What is already a misunderstood topic by many in the country, the way the electoral college selects the President in elections can easily be misconstrued as a shadow government to someone who doesn’t know any different. This was fueled further by Hoteps by assigning a sinister motive to a centuries-old method written into our constitution by the founding fathers. Add to that the outside interference by Russian actors spreading false information about the electoral college, and one can clearly see how this conspiracy theory can impact an election.
The 2008 and 2012 elections happened during the era of social media but the difference between the years in terms of usage and influence has exponentially changed. The four years since the 2012 election brought a host of new trends and influences. Social media had much more of a reach-in to how we connect and absorbed the news. This is why the Russian interference campaign hit differently in 2016. According to Facebook, over 470 pages purporting to be pro-black Facebook pages were linked to Russia and shut down. These pages were among much spreading misinformation about the electoral college and Hillary Clinton. So did they have an influence? Well, think about the thin margins aforementioned.

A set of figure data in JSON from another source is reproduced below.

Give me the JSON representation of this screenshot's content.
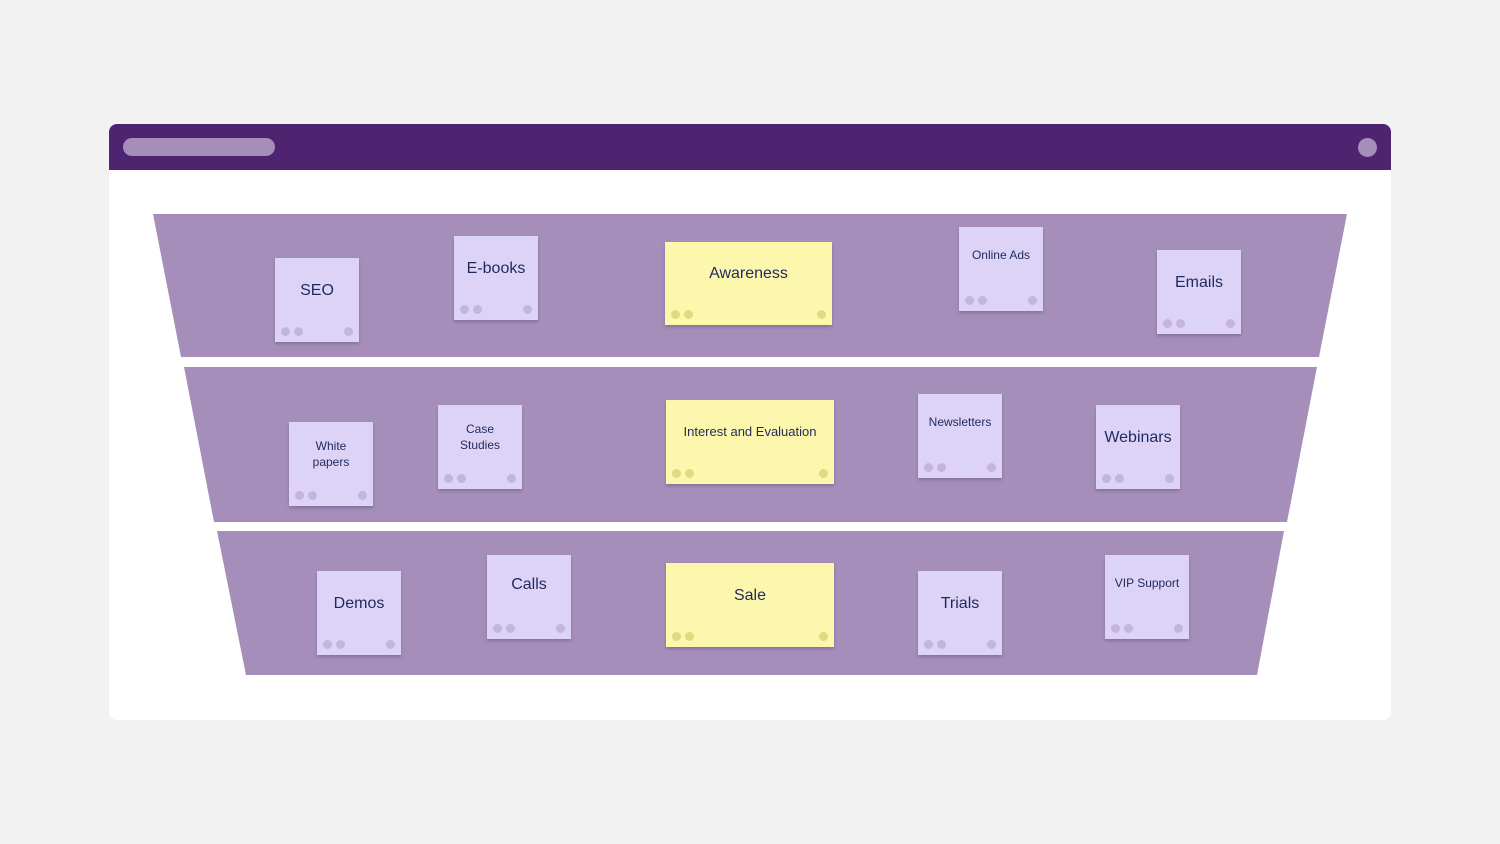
{
  "colors": {
    "background": "#f2f2f2",
    "titlebar": "#4e2370",
    "funnel_band": "#a58fba",
    "note_purple": "#ddd3f7",
    "note_yellow": "#fdf6ad",
    "text": "#1f2a5c"
  },
  "funnel": {
    "stages": [
      {
        "name": "Awareness",
        "notes": [
          "SEO",
          "E-books",
          "Online Ads",
          "Emails"
        ]
      },
      {
        "name": "Interest and Evaluation",
        "notes": [
          "White papers",
          "Case Studies",
          "Newsletters",
          "Webinars"
        ]
      },
      {
        "name": "Sale",
        "notes": [
          "Demos",
          "Calls",
          "Trials",
          "VIP Support"
        ]
      }
    ]
  }
}
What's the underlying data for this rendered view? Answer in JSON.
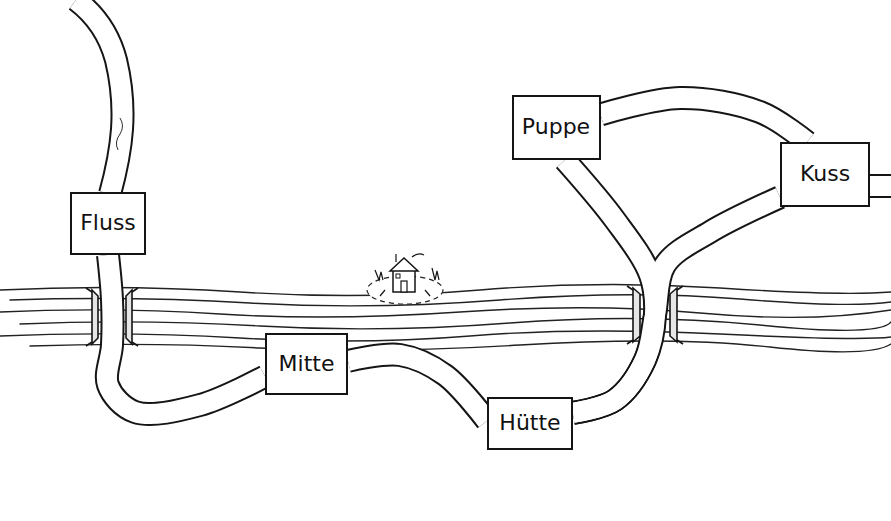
{
  "diagram": {
    "nodes": [
      {
        "text": [
          "Fluss"
        ]
      },
      {
        "text": [
          "Puppe"
        ]
      },
      {
        "text": [
          "Kuss"
        ]
      },
      {
        "text": [
          "Mitte"
        ]
      },
      {
        "text": [
          "Hütte"
        ]
      }
    ],
    "edges": [
      {
        "from": 0,
        "to": 3,
        "arrow": "none"
      },
      {
        "from": 3,
        "to": 4,
        "arrow": "none"
      },
      {
        "from": 4,
        "to": 1,
        "arrow": "none"
      },
      {
        "from": 4,
        "to": 2,
        "arrow": "none"
      },
      {
        "from": 1,
        "to": 2,
        "arrow": "none"
      }
    ]
  }
}
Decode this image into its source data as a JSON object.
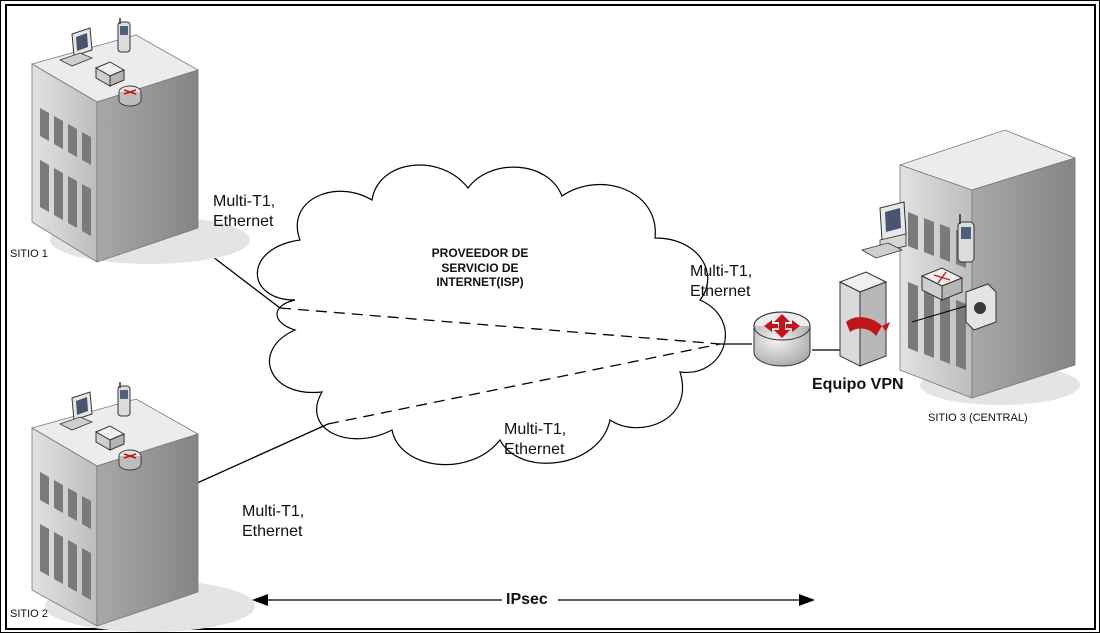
{
  "labels": {
    "site1": "SITIO 1",
    "site2": "SITIO 2",
    "site3": "SITIO 3 (CENTRAL)",
    "isp_line1": "PROVEEDOR DE",
    "isp_line2": "SERVICIO DE",
    "isp_line3": "INTERNET(ISP)",
    "vpn": "Equipo VPN",
    "ipsec": "IPsec",
    "link_site1_l1": "Multi-T1,",
    "link_site1_l2": "Ethernet",
    "link_central_l1": "Multi-T1,",
    "link_central_l2": "Ethernet",
    "link_cloud_l1": "Multi-T1,",
    "link_cloud_l2": "Ethernet",
    "link_site2_l1": "Multi-T1,",
    "link_site2_l2": "Ethernet"
  },
  "colors": {
    "building_front": "#d4d4d4",
    "building_side": "#9c9c9c",
    "building_top": "#e9e9e9",
    "window": "#7d7d7d",
    "router_arrows": "#c0161a",
    "line": "#000000"
  },
  "icons": [
    "building-icon",
    "desktop-computer-icon",
    "mobile-phone-icon",
    "switch-icon",
    "router-icon",
    "vpn-server-icon",
    "telephone-icon",
    "cloud-shape",
    "arrow-left-icon",
    "arrow-right-icon"
  ]
}
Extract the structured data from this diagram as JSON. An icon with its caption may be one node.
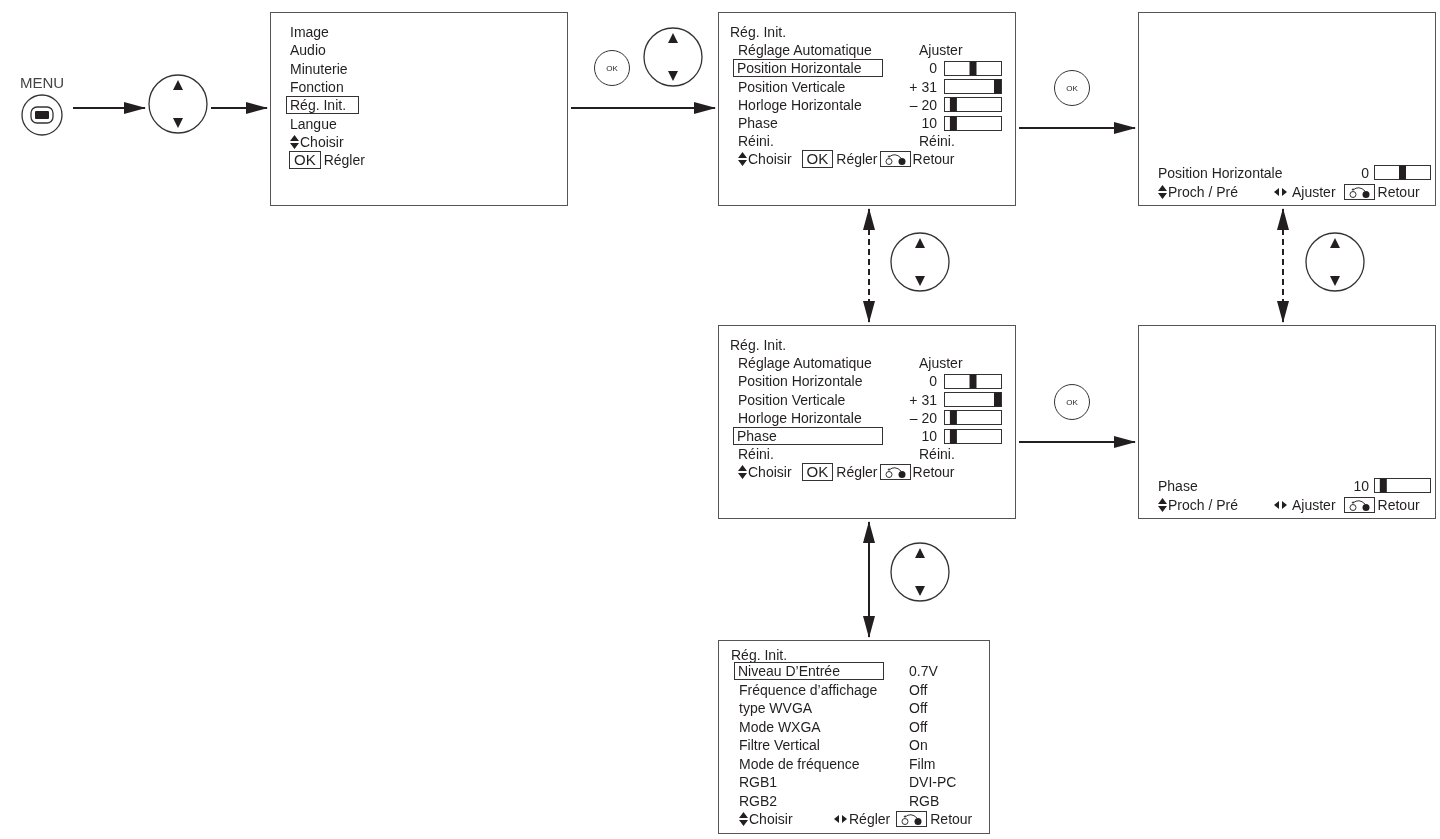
{
  "diagram": {
    "nodes": [
      {
        "text": [
          "MENU"
        ]
      },
      {
        "text": [],
        "shape": "circle"
      },
      {
        "text": [
          "Image",
          "Audio",
          "Minuterie",
          "Fonction",
          "Rég. Init.",
          "Langue",
          "Choisir",
          "OK",
          "Régler"
        ]
      },
      {
        "text": [
          "Rég. Init.",
          "Réglage Automatique",
          "Ajuster",
          "Position Horizontale",
          "0",
          "Position Verticale",
          "+ 31",
          "Horloge Horizontale",
          "– 20",
          "Phase",
          "10",
          "Réini.",
          "Réini.",
          "Choisir",
          "OK",
          "Régler",
          "Retour"
        ]
      },
      {
        "text": [
          "Position Horizontale",
          "0",
          "Proch / Pré",
          "Ajuster",
          "Retour"
        ]
      },
      {
        "text": [
          "Rég. Init.",
          "Réglage Automatique",
          "Ajuster",
          "Position Horizontale",
          "0",
          "Position Verticale",
          "+ 31",
          "Horloge Horizontale",
          "– 20",
          "Phase",
          "10",
          "Réini.",
          "Réini.",
          "Choisir",
          "OK",
          "Régler",
          "Retour"
        ]
      },
      {
        "text": [
          "Phase",
          "10",
          "Proch / Pré",
          "Ajuster",
          "Retour"
        ]
      },
      {
        "text": [
          "Rég. Init.",
          "Niveau D’Entrée",
          "0.7V",
          "Fréquence d’affichage",
          "Off",
          "type WVGA",
          "Off",
          "Mode WXGA",
          "Off",
          "Filtre Vertical",
          "On",
          "Mode de fréquence",
          "Film",
          "RGB1",
          "DVI-PC",
          "RGB2",
          "RGB",
          "Choisir",
          "Régler",
          "Retour"
        ]
      }
    ],
    "edges": [
      {
        "from": 0,
        "to": 1,
        "arrow": "to"
      },
      {
        "from": 1,
        "to": 2,
        "arrow": "to"
      },
      {
        "from": 2,
        "to": 3,
        "arrow": "to"
      },
      {
        "from": 3,
        "to": 4,
        "arrow": "to"
      },
      {
        "from": 3,
        "to": 5,
        "arrow": "both",
        "style": "dashed"
      },
      {
        "from": 4,
        "to": 6,
        "arrow": "both",
        "style": "dashed"
      },
      {
        "from": 5,
        "to": 6,
        "arrow": "to"
      },
      {
        "from": 5,
        "to": 7,
        "arrow": "both"
      }
    ],
    "labels": [
      "OK",
      "OK",
      "OK"
    ]
  }
}
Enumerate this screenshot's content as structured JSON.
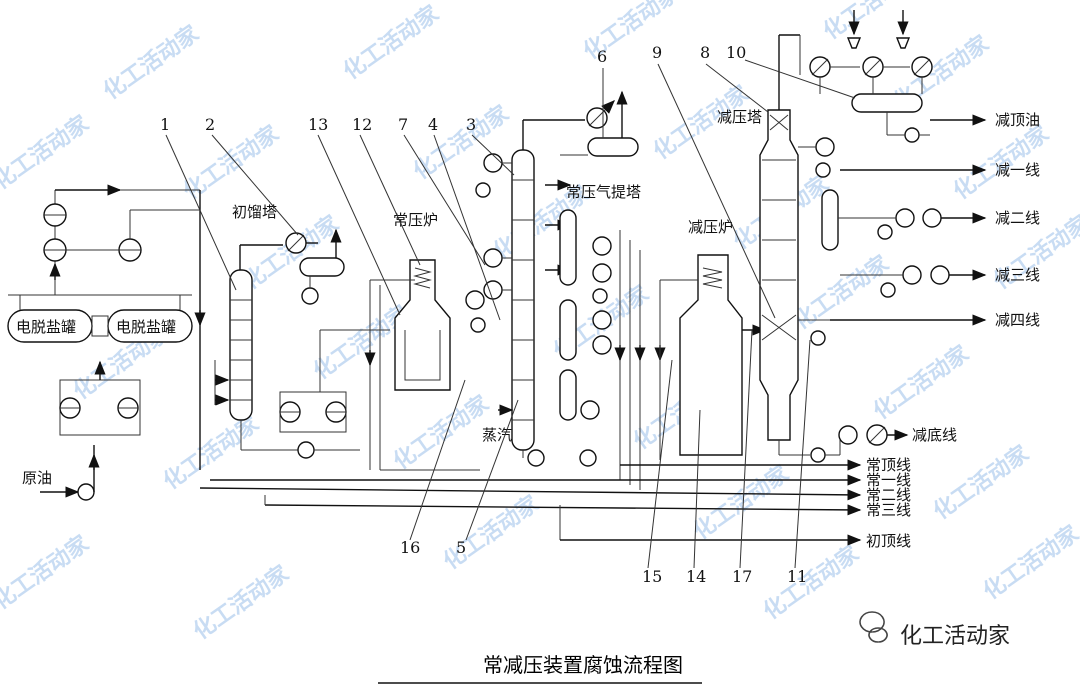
{
  "caption": "常减压装置腐蚀流程图",
  "brand": "化工活动家",
  "watermark": "化工活动家",
  "labels": {
    "crude_oil": "原油",
    "desalter_left": "电脱盐罐",
    "desalter_right": "电脱盐罐",
    "pre_flash_tower": "初馏塔",
    "atm_furnace": "常压炉",
    "atm_stripper": "常压气提塔",
    "vac_furnace": "减压炉",
    "vac_tower": "减压塔",
    "steam": "蒸汽"
  },
  "outputs": {
    "vac_top_oil": "减顶油",
    "vac_line1": "减一线",
    "vac_line2": "减二线",
    "vac_line3": "减三线",
    "vac_line4": "减四线",
    "vac_bottom": "减底线",
    "atm_top": "常顶线",
    "atm_line1": "常一线",
    "atm_line2": "常二线",
    "atm_line3": "常三线",
    "pre_top": "初顶线"
  },
  "callouts": {
    "n1": "1",
    "n2": "2",
    "n3": "3",
    "n4": "4",
    "n5": "5",
    "n6": "6",
    "n7": "7",
    "n8": "8",
    "n9": "9",
    "n10": "10",
    "n11": "11",
    "n12": "12",
    "n13": "13",
    "n14": "14",
    "n15": "15",
    "n16": "16",
    "n17": "17"
  }
}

How many of those voters in the 2016 decline actually bought into the theories promoted by Russian actors and American Hoteps? In 2020, the Hoteps have faded from the picture and gave way to a new edition of aggressive misinformation. The ADOS movement, or American Descendants of Slaves, has emerged as the new wing of sorts that is not exclusive to the Hotep movement. Hoteps, known for their symbolism of Egypt with ankh symbols and African based political leanings, it shifts gears a bit with ADOS. People who affiliate with the ADOS movement don’t resemble Hoteps in symbolism but share their extremism but with politics. The ADOS movement is mostly centered around the subject of reparations. An explosive topic in the political world even before Trump, reparations has been a hot button on both sides of the political aisle. But the potential for disruption comes in the same form of the Hoteps and Russian actors: Misinformation and falsehoods.
Absent from the reparations push by the ADOS movement is the logistics and congressional path to passage. But despite the absence of this, the dangerous part about the movement, and the potential for disruption comes in the form of wagering votes on the passage of reparations. One of the leaders of this movement, Tariq Nasheed, has tied the passage of reparations to the support of any candidate. This in itself doesn’t pose a threat, but when you consider the massive influence of his supporters on Twitter, this can once again cause enough disruption to make a difference of 10,000 votes or so. Nothing was more obvious than when a follower of Nasheed tweeted a cryptic and disturbing post. He said, “Tariq, tell me who to vote for.”
At that moment it was clear the danger of this new movement. Even on the local level, I spoke with some students who support the movement. Toy Scarborough, a biology major states she supports their movement and follows Nasheed on Twitter. “I won’t back a candidate who doesn’t support the push for reparations. Said Scarborough. Based on new trends and variables that many politicians themselves on both aisles don’t understand, new lines in the sand have been drawn on social media, and it is very possible 2016 could repeat.